Pourtant, comme pour contredire son apparence, il semblait régner dans cet étrange bar une humeur joyeuse et bienveillante. Aussitôt qu’ils y furent entrés, Nahel et Elaena se sentirent gagnés par une agréable euphorie. De moins en moins hésitants, ils laissèrent leur attention vagabonder le long de l’amusante cohue, des fêtards manifestement ivres, de l’orchestre désinvolte, du bar et de l’homme qui soutenait leur regard sans cesser de frotter nonchalamment une tasse déjà reluisante.

— Bienvenue, jeunes gens, dit-il d’une voix calme dès qu’il eut gagné leur considération.

Les jeunes gens en question s’adressèrent un regard bref, surpris, enjoué, puis s’avancèrent dans la direction du bar et prirent place sur les petits tabourets.

L’homme sourit.

— Je ne vous ai jamais vus, par ici. Vous êtes nouveaux ?

Nahel ne dit rien. Sans doute lui révéler leur histoire ou leur origine n’était-il pas une idée judicieuse.

— Nous ne voyons pas souvent de nouvelles têtes.

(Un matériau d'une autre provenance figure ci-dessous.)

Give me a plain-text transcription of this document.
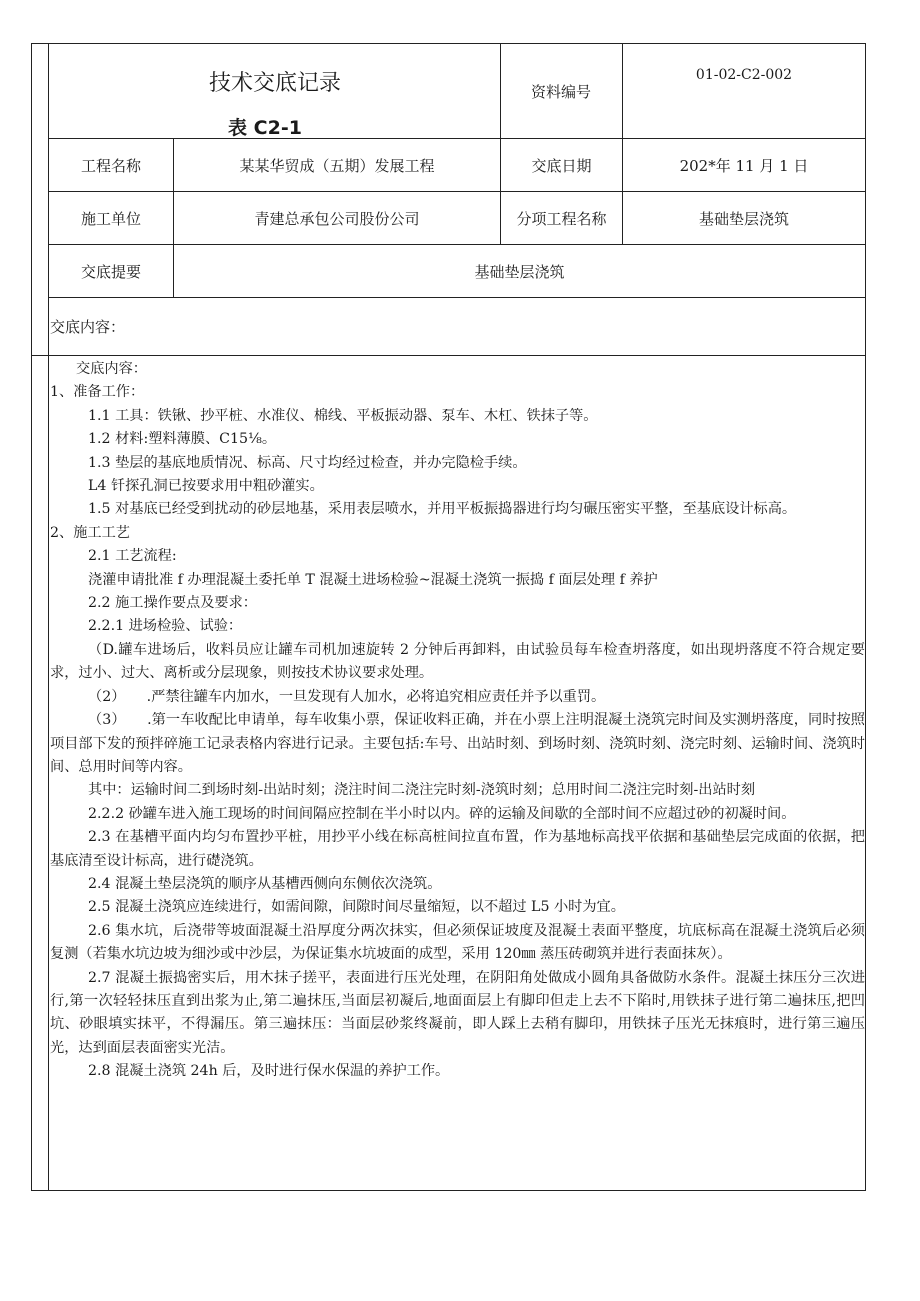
技术交底记录
表 C2-1
资料编号
01-02-C2-002
工程名称	某某华贸成（五期）发展工程	交底日期	202*年 11 月 1 日
施工单位	青建总承包公司股份公司	分项工程名称	基础垫层浇筑
交底提要	基础垫层浇筑
交底内容：

交底内容：

1、准备工作：

1.1 工具：铁锹、抄平桩、水准仪、棉线、平板振动器、泵车、木杠、铁抹子等。

1.2 材料:塑料薄膜、C15⅛。

1.3 垫层的基底地质情况、标高、尺寸均经过检查，并办完隐检手续。

L4 钎探孔洞已按要求用中粗砂灌实。

1.5 对基底已经受到扰动的砂层地基，采用表层喷水，并用平板振捣器进行均匀碾压密实平整，至基底设计标高。

2、施工工艺

2.1 工艺流程:

浇灌申请批准 f 办理混凝土委托单 T 混凝土进场检验~混凝土浇筑一振捣 f 面层处理 f 养护

2.2 施工操作要点及要求：

2.2.1 进场检验、试验：

（D.罐车进场后，收料员应让罐车司机加速旋转 2 分钟后再卸料，由试验员每车检查坍落度，如出现坍落度不符合规定要求，过小、过大、离析或分层现象，则按技术协议要求处理。

（2）　　.严禁往罐车内加水，一旦发现有人加水，必将追究相应责任并予以重罚。

（3）　　.第一车收配比申请单，每车收集小票，保证收料正确，并在小票上注明混凝土浇筑完时间及实测坍落度，同时按照项目部下发的预拌碎施工记录表格内容进行记录。主要包括:车号、出站时刻、到场时刻、浇筑时刻、浇完时刻、运输时间、浇筑时间、总用时间等内容。

其中：运输时间二到场时刻-出站时刻；浇注时间二浇注完时刻-浇筑时刻；总用时间二浇注完时刻-出站时刻

2.2.2 砂罐车进入施工现场的时间间隔应控制在半小时以内。碎的运输及间歇的全部时间不应超过砂的初凝时间。

2.3 在基槽平面内均匀布置抄平桩，用抄平小线在标高桩间拉直布置，作为基地标高找平依据和基础垫层完成面的依据，把基底清至设计标高，进行礎浇筑。

2.4 混凝土垫层浇筑的顺序从基槽西侧向东侧依次浇筑。

2.5 混凝土浇筑应连续进行，如需间隙，间隙时间尽量缩短，以不超过 L5 小时为宜。

2.6 集水坑，后浇带等坡面混凝土沿厚度分两次抹实，但必须保证坡度及混凝土表面平整度，坑底标高在混凝土浇筑后必须复测（若集水坑边坡为细沙或中沙层，为保证集水坑坡面的成型，采用 120㎜ 蒸压砖砌筑并进行表面抹灰）。

2.7 混凝土振捣密实后，用木抹子搓平，表面进行压光处理，在阴阳角处做成小圆角具备做防水条件。混凝土抹压分三次进行,第一次轻轻抹压直到出浆为止,第二遍抹压,当面层初凝后,地面面层上有脚印但走上去不下陷时,用铁抹子进行第二遍抹压,把凹坑、砂眼填实抹平，不得漏压。第三遍抹压：当面层砂浆终凝前，即人踩上去稍有脚印，用铁抹子压光无抹痕时，进行第三遍压光，达到面层表面密实光洁。

2.8 混凝土浇筑 24h 后，及时进行保水保温的养护工作。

Le tenancier se montrait tout à fait sympathique, en dépit des apparences. Il était plutôt âgé, mais distingué. Fier, sans doute. Ses yeux, qui reflétaient sa bienveillance manifeste, semblaient se poser à la fois sur Nahel et sur Elaena, sans avoir besoin de voyager de l’un à l’autre ; des yeux étranges, aux reflets verdâtres indescriptibles, tout par ici est inédit. Comme s’il venait de les faire apparaitre par un sortilège, yeux-verts posa devant les jeunes gens deux grandes tasses élégamment décorées, emplies d’une drôle de boisson aux reflets violets, comme Nahel n’en avait jamais vu, goûté ou même soupçonné. Elaena non plus, en jugea-t-il par le regard aussi curieux que paniqué qu’elle lui lança.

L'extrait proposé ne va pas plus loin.